Morisot aveva osservato e studiato il lavoro del maestro, anche perché lui la ritrasse in numerosi dipinti. E quindi sapeva che lo “scandalo” in questo caso non stava tanto nel nudo in sé e per sé(le sale del Louvre erano piene di nudi pittorici) quanto nel fatto che quella donna era una cortigiana conosciuta in tutta Parigi, quindi la provocazione di Manet consisteva nell’inserire in una dimensione quasi rinascimentale (tizianesca) il corpo e il viso di una modella molto chiacchierata. Morisot comprende che non bastano l’originalità del tratto pittorico o la tecnica o i temi – peraltro, alle donne era permesso poco anche in questo senso. Comprende che deve trovare una sua “singolarità” e così si colgono bene le parole che a lei riservò un grande critico come Paul Valéry, nel 1941: «La singolarità di Berthe Morisot fu di vivere la sua pittura e di dipingere la sua vita».

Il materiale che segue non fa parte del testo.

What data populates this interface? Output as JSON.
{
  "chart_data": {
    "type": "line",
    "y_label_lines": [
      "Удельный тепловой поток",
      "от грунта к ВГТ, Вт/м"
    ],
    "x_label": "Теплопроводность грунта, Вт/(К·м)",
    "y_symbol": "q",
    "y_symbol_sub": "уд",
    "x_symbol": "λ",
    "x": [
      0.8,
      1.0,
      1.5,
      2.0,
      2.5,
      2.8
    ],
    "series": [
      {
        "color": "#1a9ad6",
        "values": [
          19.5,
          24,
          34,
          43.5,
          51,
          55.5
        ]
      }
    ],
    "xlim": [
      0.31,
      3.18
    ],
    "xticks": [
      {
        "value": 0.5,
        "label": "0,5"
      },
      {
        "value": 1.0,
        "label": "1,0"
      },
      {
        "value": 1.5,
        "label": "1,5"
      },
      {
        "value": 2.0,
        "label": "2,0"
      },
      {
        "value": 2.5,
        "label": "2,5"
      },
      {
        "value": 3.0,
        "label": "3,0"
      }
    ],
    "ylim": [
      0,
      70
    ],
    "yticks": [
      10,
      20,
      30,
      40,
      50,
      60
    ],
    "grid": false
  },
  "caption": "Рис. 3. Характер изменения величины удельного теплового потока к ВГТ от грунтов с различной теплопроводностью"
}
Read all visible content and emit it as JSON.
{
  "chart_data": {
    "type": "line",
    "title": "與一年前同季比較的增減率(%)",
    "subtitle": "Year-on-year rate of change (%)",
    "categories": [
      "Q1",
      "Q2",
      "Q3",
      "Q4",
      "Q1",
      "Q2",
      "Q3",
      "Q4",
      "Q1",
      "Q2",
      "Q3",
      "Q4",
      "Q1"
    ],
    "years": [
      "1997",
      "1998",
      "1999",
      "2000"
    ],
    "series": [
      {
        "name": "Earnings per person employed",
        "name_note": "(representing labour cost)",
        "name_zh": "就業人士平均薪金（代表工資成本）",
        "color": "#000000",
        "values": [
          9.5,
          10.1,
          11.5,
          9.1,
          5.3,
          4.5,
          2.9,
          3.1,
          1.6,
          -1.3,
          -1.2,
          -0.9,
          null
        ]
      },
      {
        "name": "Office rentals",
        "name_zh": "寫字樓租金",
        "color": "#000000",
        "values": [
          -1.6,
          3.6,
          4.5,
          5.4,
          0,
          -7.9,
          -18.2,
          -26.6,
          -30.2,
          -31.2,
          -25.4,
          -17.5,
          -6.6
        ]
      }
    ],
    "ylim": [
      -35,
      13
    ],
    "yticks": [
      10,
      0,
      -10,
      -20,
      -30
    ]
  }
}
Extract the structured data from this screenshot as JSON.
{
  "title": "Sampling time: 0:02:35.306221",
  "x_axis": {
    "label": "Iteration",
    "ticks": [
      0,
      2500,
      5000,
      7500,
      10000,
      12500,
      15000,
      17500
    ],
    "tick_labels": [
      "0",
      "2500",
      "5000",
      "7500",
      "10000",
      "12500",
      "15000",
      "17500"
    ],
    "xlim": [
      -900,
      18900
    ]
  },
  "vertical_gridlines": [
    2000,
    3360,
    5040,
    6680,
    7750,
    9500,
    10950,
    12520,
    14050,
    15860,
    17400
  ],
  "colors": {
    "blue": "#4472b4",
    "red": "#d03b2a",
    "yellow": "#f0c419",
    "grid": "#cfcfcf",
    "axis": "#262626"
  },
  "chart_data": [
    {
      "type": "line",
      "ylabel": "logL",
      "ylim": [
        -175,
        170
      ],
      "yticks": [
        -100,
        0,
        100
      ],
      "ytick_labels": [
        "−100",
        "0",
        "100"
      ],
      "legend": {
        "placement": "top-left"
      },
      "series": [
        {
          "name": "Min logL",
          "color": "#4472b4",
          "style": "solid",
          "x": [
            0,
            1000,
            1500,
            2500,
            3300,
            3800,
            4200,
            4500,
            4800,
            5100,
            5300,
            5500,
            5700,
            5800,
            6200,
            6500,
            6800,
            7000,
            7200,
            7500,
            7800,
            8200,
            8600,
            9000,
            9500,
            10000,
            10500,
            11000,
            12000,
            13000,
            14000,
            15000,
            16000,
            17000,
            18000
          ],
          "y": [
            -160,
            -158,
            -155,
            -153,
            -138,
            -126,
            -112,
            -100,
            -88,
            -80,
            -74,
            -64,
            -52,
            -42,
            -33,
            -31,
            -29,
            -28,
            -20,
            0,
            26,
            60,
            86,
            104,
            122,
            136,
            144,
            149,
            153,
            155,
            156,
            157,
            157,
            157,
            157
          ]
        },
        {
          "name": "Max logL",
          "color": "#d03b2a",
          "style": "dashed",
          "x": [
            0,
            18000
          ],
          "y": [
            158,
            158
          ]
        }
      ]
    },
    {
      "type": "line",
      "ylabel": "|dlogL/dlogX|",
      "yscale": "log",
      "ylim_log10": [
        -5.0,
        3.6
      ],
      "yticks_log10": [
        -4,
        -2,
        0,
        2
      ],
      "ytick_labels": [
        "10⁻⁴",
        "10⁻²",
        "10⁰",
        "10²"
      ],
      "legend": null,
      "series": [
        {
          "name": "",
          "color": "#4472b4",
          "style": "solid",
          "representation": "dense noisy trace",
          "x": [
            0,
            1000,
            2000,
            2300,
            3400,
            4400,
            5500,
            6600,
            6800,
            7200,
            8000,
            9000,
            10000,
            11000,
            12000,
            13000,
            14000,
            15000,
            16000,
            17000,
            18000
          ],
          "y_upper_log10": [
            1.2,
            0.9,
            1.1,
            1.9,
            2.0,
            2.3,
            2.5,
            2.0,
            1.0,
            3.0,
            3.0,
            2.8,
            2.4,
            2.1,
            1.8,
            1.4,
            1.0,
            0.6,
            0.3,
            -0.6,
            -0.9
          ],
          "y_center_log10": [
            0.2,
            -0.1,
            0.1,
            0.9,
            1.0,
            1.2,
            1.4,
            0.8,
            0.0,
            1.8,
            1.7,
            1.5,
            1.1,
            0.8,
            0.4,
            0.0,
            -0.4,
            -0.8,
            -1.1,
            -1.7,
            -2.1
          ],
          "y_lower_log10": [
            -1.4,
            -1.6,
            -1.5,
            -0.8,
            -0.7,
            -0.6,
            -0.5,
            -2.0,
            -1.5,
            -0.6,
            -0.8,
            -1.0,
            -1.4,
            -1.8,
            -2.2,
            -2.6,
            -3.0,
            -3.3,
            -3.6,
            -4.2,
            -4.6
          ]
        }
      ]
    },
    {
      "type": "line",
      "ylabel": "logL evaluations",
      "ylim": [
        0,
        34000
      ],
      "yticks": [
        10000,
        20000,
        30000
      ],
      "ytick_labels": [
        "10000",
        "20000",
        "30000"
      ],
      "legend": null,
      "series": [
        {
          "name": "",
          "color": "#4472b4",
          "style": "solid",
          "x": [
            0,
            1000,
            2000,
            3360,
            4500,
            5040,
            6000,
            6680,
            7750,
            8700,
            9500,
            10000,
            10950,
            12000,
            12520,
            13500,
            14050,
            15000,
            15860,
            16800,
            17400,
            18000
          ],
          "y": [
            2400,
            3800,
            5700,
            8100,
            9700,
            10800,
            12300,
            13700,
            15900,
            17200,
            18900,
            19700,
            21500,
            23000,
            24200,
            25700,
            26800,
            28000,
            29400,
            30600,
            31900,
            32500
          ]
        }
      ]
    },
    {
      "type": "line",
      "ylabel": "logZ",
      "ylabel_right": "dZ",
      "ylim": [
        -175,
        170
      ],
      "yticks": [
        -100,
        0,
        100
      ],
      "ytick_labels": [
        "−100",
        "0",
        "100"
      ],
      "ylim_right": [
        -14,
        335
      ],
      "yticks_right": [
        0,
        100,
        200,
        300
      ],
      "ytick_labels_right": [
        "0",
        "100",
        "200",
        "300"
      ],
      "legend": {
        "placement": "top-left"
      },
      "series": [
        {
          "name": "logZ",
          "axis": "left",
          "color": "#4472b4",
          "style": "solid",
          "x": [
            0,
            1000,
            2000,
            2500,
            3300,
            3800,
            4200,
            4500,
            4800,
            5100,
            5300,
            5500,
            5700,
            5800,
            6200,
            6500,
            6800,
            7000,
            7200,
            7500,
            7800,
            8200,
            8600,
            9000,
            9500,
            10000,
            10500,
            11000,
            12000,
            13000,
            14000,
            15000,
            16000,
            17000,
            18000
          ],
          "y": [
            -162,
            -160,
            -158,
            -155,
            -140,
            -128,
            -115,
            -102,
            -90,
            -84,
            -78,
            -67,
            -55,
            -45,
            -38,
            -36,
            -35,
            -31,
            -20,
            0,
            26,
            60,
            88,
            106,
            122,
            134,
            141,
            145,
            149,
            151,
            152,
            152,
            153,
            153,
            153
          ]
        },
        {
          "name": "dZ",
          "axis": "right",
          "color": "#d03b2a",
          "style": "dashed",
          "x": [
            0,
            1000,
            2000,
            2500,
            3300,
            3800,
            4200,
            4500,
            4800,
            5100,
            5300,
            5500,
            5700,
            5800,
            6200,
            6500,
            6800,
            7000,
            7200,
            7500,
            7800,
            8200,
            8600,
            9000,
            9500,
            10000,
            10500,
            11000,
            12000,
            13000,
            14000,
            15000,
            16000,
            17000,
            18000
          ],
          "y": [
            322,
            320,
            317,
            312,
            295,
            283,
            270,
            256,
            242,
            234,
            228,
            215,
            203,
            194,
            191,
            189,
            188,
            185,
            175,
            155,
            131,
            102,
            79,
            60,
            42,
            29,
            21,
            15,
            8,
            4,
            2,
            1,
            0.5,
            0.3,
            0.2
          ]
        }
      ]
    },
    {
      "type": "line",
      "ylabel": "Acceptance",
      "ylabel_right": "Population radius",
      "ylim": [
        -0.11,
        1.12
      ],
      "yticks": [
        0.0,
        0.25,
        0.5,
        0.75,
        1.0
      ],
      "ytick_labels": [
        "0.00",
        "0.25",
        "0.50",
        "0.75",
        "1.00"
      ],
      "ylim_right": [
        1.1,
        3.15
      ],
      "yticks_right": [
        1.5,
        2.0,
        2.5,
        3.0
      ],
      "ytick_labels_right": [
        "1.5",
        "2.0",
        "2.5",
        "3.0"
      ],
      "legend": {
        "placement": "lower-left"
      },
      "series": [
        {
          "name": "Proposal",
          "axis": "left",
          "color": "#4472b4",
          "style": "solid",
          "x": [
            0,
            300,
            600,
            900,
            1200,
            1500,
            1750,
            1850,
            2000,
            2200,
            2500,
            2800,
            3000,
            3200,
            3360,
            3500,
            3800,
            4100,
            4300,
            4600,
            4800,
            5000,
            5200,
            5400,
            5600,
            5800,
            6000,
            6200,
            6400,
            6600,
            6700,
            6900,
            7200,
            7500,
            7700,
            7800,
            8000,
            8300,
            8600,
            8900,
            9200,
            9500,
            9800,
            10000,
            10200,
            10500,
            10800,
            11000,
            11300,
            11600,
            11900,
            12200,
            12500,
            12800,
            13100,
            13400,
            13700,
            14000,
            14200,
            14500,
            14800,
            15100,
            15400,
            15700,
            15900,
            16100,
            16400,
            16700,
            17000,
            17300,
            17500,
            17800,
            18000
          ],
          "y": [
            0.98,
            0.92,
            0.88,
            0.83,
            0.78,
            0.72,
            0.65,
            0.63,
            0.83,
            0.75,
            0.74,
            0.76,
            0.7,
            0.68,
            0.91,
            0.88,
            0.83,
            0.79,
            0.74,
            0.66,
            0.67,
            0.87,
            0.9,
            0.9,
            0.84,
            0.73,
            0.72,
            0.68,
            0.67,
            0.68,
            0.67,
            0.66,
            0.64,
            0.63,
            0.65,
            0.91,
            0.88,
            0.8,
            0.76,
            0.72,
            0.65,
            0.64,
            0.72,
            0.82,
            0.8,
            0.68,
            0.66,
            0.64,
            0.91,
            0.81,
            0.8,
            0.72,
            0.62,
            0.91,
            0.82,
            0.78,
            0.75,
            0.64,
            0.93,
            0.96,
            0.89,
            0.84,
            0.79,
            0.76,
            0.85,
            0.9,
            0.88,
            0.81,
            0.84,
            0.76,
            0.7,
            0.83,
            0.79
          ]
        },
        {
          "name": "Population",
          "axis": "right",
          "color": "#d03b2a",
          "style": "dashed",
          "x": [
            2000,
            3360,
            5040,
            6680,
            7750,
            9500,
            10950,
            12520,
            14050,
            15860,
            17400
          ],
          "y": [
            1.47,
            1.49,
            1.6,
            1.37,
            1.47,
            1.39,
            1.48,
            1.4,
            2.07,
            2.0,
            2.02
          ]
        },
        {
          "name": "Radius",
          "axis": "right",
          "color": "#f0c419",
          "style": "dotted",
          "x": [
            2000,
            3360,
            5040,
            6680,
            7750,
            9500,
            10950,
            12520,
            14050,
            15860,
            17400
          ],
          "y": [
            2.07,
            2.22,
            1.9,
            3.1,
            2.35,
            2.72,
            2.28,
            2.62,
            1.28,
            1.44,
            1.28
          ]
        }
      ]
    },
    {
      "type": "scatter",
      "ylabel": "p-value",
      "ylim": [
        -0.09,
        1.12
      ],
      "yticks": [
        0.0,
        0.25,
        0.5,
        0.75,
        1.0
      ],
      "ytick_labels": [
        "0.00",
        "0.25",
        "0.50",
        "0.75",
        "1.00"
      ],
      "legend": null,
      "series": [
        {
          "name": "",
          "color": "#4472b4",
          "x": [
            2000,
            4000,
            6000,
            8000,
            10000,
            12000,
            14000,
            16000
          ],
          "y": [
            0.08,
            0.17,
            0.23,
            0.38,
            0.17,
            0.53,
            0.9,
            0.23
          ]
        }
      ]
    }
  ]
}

Rimase così nell’alveo tematico del femminile: culle, madri, bambini, giovani donne, eleganti signore. Ma torniamo a osservare La culla, il dipinto che venne esposto nella prima mostra impressionista: nulla si ferma al dettame accademico, nulla è stereotipato. Non c’è una madre vestita di retorica, ma nell’osservare la piccola si coglie, assieme alla dolcezza, una certa apprensione, come un presagio dei tempi che verranno. E c’è un’ombra di stanchezza, modernissima perché la figura della madre, idealizzata da secoli di pittura, qui comincia ad assomigliare alla realtà. La maternità è tutt’altro che riposante, come ci dirà più apertamente in seguito Louise Bourgeois. Ecco perché questo dipinto piacque prima di tutto agli uomini, che apprezzarono molto anche le altre opere di Morisot, attenta a calibrare la sperimentazione con un gusto personale, un’attitudine. L’artista restò legata a Manet per tutta la vita e il matrimonio con il fratello del pittore sigillò un sodalizio segreto, quasi carbonaro tra i due. Per Berthe fu come scegliere una strada, quella dell’avanguardia, con un’enfasi e uno spirito critico che le fecero affrontare le inevitabili difficoltà. Infatti le sue opere – come anche quelle degli altri impressionisti – vennero criticate aspramente dai conservatori, ma per lei ci fu una punta di veleno in più in quanto donna. Per esempio, una volta fu insultata in pubblico da un avventore che la chiamò “prostituta”, scatenando la reazione violenta di Camille Pissarro. Morisot non arretrò di un passo, anzi. Negli autoritratti che – via via sempre più di frequente – riservò a sé stessa, la si vede ora madre e ora gran dama a suo agio nell’alta società. Grazie alla pittura, ha raccontato la sua vita e così trovano un senso compiuto le parole di Paul Valéry: «La singolarità di Berthe Morisot fu di vivere la sua pittura e di dipingere la sua vita».